15. The system of claim 11,

when the information indicates that the number of the marked texts is less than 10 ten thousand or more than 100 ten thousand, the training unit determines an algorithm for classifying the texts by using a shallow network as a model algorithm for text classification;

when the information indicates that the number of the labeled texts is between 10 ten thousand and 100 ten thousand, the training unit determines an algorithm for classifying the texts by using the convolutional neural network as a model algorithm for text classification.

16. The system of claim 11, wherein the training unit trains a classification model using the set of labeled text according to a determined model algorithm and preset initial hyper-parameters corresponding to the determined model algorithm.

17. The system of claim 11, wherein the training unit trains the classification model using the labeled text set according to a determined model algorithm and a preset initial hyper-parameter corresponding to the determined model algorithm through a corresponding auto-parametrization scheme.

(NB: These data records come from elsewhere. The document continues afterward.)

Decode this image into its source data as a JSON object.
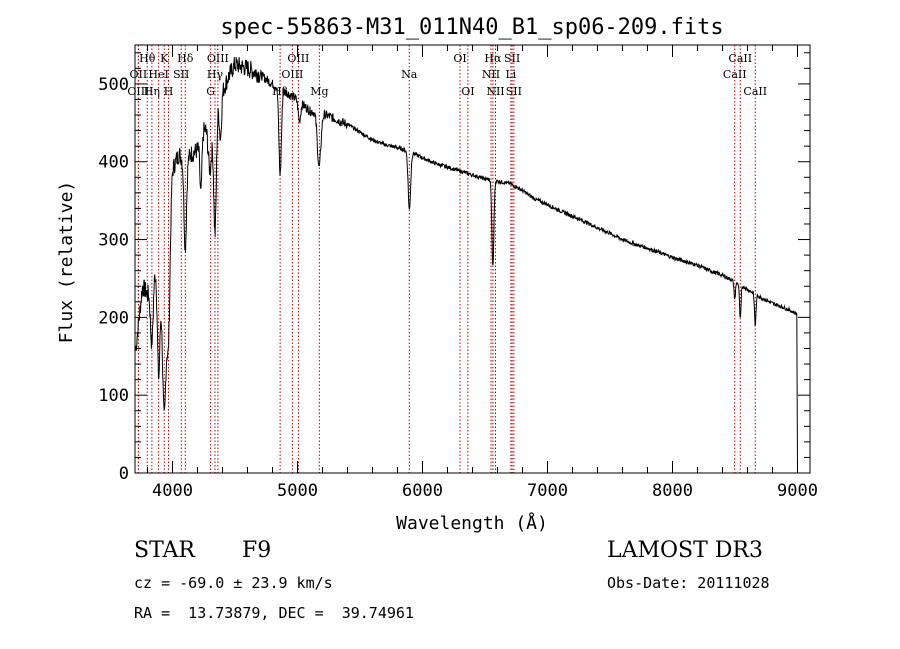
{
  "chart_data": {
    "type": "line",
    "title": "spec-55863-M31_011N40_B1_sp06-209.fits",
    "xlabel": "Wavelength (Å)",
    "ylabel": "Flux (relative)",
    "xlim": [
      3700,
      9100
    ],
    "ylim": [
      0,
      550
    ],
    "xticks": [
      4000,
      5000,
      6000,
      7000,
      8000,
      9000
    ],
    "yticks": [
      0,
      100,
      200,
      300,
      400,
      500
    ],
    "grid": false,
    "series": [
      {
        "name": "flux",
        "continuum": [
          [
            3700,
            150
          ],
          [
            3760,
            240
          ],
          [
            3800,
            230
          ],
          [
            3850,
            270
          ],
          [
            3900,
            250
          ],
          [
            3950,
            300
          ],
          [
            4000,
            390
          ],
          [
            4050,
            410
          ],
          [
            4100,
            400
          ],
          [
            4150,
            410
          ],
          [
            4200,
            415
          ],
          [
            4250,
            440
          ],
          [
            4300,
            450
          ],
          [
            4350,
            460
          ],
          [
            4400,
            490
          ],
          [
            4450,
            510
          ],
          [
            4500,
            525
          ],
          [
            4600,
            520
          ],
          [
            4700,
            512
          ],
          [
            4800,
            500
          ],
          [
            4900,
            490
          ],
          [
            5000,
            480
          ],
          [
            5100,
            465
          ],
          [
            5200,
            462
          ],
          [
            5300,
            455
          ],
          [
            5400,
            448
          ],
          [
            5500,
            438
          ],
          [
            5600,
            428
          ],
          [
            5700,
            422
          ],
          [
            5800,
            418
          ],
          [
            5900,
            413
          ],
          [
            6000,
            405
          ],
          [
            6100,
            398
          ],
          [
            6200,
            393
          ],
          [
            6300,
            388
          ],
          [
            6400,
            383
          ],
          [
            6500,
            378
          ],
          [
            6600,
            375
          ],
          [
            6700,
            372
          ],
          [
            6800,
            363
          ],
          [
            6900,
            352
          ],
          [
            7000,
            345
          ],
          [
            7100,
            337
          ],
          [
            7200,
            330
          ],
          [
            7300,
            323
          ],
          [
            7400,
            315
          ],
          [
            7500,
            308
          ],
          [
            7600,
            300
          ],
          [
            7700,
            294
          ],
          [
            7800,
            289
          ],
          [
            7900,
            283
          ],
          [
            8000,
            277
          ],
          [
            8100,
            272
          ],
          [
            8200,
            267
          ],
          [
            8300,
            260
          ],
          [
            8400,
            254
          ],
          [
            8500,
            246
          ],
          [
            8600,
            236
          ],
          [
            8700,
            226
          ],
          [
            8800,
            218
          ],
          [
            8900,
            212
          ],
          [
            8990,
            205
          ]
        ],
        "absorption": [
          [
            3835,
            90,
            12
          ],
          [
            3889,
            130,
            10
          ],
          [
            3934,
            210,
            14
          ],
          [
            3968,
            160,
            12
          ],
          [
            4102,
            110,
            10
          ],
          [
            4227,
            70,
            8
          ],
          [
            4300,
            60,
            14
          ],
          [
            4340,
            150,
            10
          ],
          [
            4384,
            50,
            8
          ],
          [
            4861,
            110,
            10
          ],
          [
            5015,
            25,
            10
          ],
          [
            5173,
            70,
            14
          ],
          [
            5895,
            75,
            10
          ],
          [
            6563,
            110,
            8
          ],
          [
            8498,
            22,
            6
          ],
          [
            8542,
            45,
            6
          ],
          [
            8662,
            40,
            6
          ]
        ]
      }
    ],
    "lines": [
      {
        "label": "Hθ",
        "wavelength": 3798,
        "row": 1
      },
      {
        "label": "OII",
        "wavelength": 3727,
        "row": 2
      },
      {
        "label": "OIII",
        "wavelength": 3727,
        "row": 3
      },
      {
        "label": "K",
        "wavelength": 3934,
        "row": 1
      },
      {
        "label": "HeI",
        "wavelength": 3889,
        "row": 2
      },
      {
        "label": "Hη",
        "wavelength": 3835,
        "row": 3
      },
      {
        "label": "Hδ",
        "wavelength": 4102,
        "row": 1
      },
      {
        "label": "SII",
        "wavelength": 4070,
        "row": 2
      },
      {
        "label": "H",
        "wavelength": 3968,
        "row": 3
      },
      {
        "label": "OIII",
        "wavelength": 4363,
        "row": 1
      },
      {
        "label": "Hγ",
        "wavelength": 4340,
        "row": 2
      },
      {
        "label": "G",
        "wavelength": 4305,
        "row": 3
      },
      {
        "label": "OIII",
        "wavelength": 5007,
        "row": 1
      },
      {
        "label": "OIII",
        "wavelength": 4959,
        "row": 2
      },
      {
        "label": "Hβ",
        "wavelength": 4861,
        "row": 3
      },
      {
        "label": "Mg",
        "wavelength": 5175,
        "row": 3
      },
      {
        "label": "Na",
        "wavelength": 5894,
        "row": 2
      },
      {
        "label": "OI",
        "wavelength": 6300,
        "row": 1
      },
      {
        "label": "OI",
        "wavelength": 6363,
        "row": 3
      },
      {
        "label": "Hα",
        "wavelength": 6563,
        "row": 1
      },
      {
        "label": "NII",
        "wavelength": 6548,
        "row": 2
      },
      {
        "label": "NII",
        "wavelength": 6584,
        "row": 3
      },
      {
        "label": "SII",
        "wavelength": 6717,
        "row": 1
      },
      {
        "label": "Li",
        "wavelength": 6707,
        "row": 2
      },
      {
        "label": "SII",
        "wavelength": 6731,
        "row": 3
      },
      {
        "label": "CaII",
        "wavelength": 8542,
        "row": 1
      },
      {
        "label": "CaII",
        "wavelength": 8498,
        "row": 2
      },
      {
        "label": "CaII",
        "wavelength": 8662,
        "row": 3
      }
    ],
    "colors": {
      "spectrum": "#000000",
      "lines": "#c00000",
      "axis": "#000000"
    }
  },
  "info": {
    "class": "STAR",
    "subclass": "F9",
    "survey": "LAMOST DR3",
    "redshift": "cz = -69.0 ± 23.9 km/s",
    "obs_date": "Obs-Date: 20111028",
    "coords": "RA =  13.73879, DEC =  39.74961"
  }
}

18. The system of claim 11, wherein the interaction unit further provides a user with controls for configuring hyper-parameters of the particular candidate model algorithm.

19. The system of claim 11, wherein the training unit trains a classification model using the set of labeled text according to the particular candidate model algorithm and a preset initial hyper-parameter corresponding to the particular candidate model algorithm.

20. The system of claim 11, wherein the training unit trains the classification model using the labeled text set according to the specific candidate model algorithm and a preset initial hyper-parameter corresponding to the specific candidate model algorithm through a corresponding auto-parametrization scheme.

21. A method of performing a machine learning process for text classification, comprising:

acquiring a label text set;

analyzing the marked texts in the marked text set to obtain information about at least one of the length of the marked texts, the quantity of the marked texts and the quantity of the marked types;

determining a model algorithm for text classification based on the information; and

and training a classification model by using the labeled text set according to the determined model algorithm.

22. A system for performing a machine learning process for text classification, comprising:

the acquisition unit is used for acquiring the label text set;

the training unit is used for analyzing the marked texts in the marked text set under the condition that the user selects the default model algorithm through the option corresponding to the default model algorithm to obtain information about at least one of the length of the marked texts, the quantity of the marked texts and the quantity of the marked types; determining a model algorithm for text classification based on the information; and training a classification model by using the labeled text set according to the determined model algorithm.

23. A computer readable storage medium, characterized in that the computer readable storage medium stores program instructions that, when executed by a processor, cause the processor to perform the method of any of claims 1 to 11 and 21.

24. A computing device, comprising:

a processor;

a memory storing program instructions that, when executed by the processor, cause the processor to perform the method of any of claims 1 to 11 and claim 21.